Applying the lessons presented in my book, Leading from the Top: Presidential Lessons in Issues Management, to current events and using the book’s concepts to create your own lessons are ways of becoming a better strategic issues manager. As an issues manager, as I assess the fallout from the recent congressional hearing where two Ivy League presidents testified, I conclude:
PENN WON: The resignations of the president and chairperson of the board allowed Penn to turn the page quickly to regain momentum. The new president represents a change in course before making his first move. He will be given all the time he needs as long he is perceived as focused on the issues that precipitated the change in leadership. Remember, President Nixon promised to get us out of the Vietnam War when running in 1968. The war ended in 1973. Within that five years period, Nixon actually accelerated the conflict, but it was framed as a path toward ending the war. In issues management, after a disruptive event, leadership changes are often required in order to turn the page. Penn crafted a “lose-win” outcome which was the best that could be achieved based on its positioning.

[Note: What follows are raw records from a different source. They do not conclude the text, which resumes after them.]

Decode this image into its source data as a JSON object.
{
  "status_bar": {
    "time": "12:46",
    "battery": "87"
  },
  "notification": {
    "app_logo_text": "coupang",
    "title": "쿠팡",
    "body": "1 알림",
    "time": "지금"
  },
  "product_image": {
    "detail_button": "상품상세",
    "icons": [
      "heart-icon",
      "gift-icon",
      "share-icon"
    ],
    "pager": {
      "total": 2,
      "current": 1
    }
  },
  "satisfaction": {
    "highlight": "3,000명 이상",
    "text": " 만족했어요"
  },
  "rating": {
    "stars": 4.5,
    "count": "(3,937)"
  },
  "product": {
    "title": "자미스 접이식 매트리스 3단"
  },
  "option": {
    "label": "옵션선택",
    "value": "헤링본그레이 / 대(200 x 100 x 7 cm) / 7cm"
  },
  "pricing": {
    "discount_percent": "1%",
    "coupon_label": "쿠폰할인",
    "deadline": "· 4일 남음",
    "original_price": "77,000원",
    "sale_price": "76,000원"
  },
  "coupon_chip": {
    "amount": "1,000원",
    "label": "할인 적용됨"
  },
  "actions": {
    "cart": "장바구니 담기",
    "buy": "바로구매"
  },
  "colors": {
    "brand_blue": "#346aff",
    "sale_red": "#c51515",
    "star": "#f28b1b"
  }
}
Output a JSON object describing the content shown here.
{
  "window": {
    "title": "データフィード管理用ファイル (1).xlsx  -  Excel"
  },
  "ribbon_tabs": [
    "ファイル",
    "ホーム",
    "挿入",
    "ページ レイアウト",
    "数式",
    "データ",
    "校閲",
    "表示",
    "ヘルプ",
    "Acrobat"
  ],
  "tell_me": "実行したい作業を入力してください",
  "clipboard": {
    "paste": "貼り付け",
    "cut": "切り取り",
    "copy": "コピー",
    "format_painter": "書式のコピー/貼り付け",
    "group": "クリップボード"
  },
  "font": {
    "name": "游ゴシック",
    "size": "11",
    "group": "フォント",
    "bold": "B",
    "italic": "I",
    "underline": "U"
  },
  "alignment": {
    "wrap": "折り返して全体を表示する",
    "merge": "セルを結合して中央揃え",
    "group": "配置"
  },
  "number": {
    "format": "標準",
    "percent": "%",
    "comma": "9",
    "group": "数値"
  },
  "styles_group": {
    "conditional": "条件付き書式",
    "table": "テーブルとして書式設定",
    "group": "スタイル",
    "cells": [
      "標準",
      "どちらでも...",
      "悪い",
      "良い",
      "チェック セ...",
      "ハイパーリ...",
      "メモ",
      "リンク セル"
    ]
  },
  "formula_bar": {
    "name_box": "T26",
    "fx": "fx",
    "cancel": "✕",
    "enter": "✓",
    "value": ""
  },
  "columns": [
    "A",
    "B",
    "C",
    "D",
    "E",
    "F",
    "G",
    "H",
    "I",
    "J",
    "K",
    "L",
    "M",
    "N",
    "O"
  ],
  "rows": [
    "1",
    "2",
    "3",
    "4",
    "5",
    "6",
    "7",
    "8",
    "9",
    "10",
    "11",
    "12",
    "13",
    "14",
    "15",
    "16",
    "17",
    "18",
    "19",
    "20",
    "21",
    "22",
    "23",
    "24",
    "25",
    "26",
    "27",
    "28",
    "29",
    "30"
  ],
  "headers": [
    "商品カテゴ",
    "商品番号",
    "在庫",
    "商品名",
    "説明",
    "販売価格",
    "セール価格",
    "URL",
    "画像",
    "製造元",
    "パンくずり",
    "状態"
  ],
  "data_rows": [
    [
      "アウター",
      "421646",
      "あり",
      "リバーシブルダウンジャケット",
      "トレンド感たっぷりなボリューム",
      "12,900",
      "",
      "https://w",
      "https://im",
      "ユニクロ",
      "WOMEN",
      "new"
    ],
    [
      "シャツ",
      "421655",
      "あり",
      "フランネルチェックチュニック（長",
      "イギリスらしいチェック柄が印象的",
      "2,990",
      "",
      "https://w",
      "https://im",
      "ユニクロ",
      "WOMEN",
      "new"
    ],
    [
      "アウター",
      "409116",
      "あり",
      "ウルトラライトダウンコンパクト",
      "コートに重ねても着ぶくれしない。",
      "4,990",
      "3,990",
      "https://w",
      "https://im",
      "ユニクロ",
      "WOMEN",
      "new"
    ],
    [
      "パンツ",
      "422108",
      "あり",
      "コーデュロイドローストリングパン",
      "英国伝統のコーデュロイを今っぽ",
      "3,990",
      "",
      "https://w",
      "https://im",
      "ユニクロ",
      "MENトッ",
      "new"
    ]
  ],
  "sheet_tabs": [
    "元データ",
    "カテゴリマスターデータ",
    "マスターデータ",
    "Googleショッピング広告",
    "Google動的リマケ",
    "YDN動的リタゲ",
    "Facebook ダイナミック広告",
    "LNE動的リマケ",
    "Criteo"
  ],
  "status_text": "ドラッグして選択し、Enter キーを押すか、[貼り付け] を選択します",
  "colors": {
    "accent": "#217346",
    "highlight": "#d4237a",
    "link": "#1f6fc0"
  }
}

HARVARD LOST: Harvard took the opposite approach adopting an “us versus them” posture. They assumed that the prestige of the Harvard brand was sufficient to save their president’s job. In doing so they kept the issue in the news. This lead to revelations that Dr. Gay had plagiarized parts of her dissertation and other academic works which put Harvard in a tough spot, because students who plagiarize are dismissed from university. The decision also opened Harvard up to ongoing scrutiny of its policies, admissions practices, course offerings, government grants and support from foundations as long as Dr. Gay remains in power. Harvard has been branded as anti-Semitic by some and this creates a toxic environment. Other universities are dropping their affiliations with Harvard as a result. The slow drip of events eroding an organization’s credibility is not where you ever want to be in managing an issue. Protecting the brand is always more important than protecting anyone’s job. Harvard, through its actions thus far, has created a “lose-lose” outcome which is the worst outcome they could have achieved based on their positioning.
Penn lost its president but turned the page quickly. Harvard kept its president and now finds itself stuck in mud and spinning its wheels. Penn made the right move and Harvard made the wrong move. Penn won at strategic issues management by making the tough call early.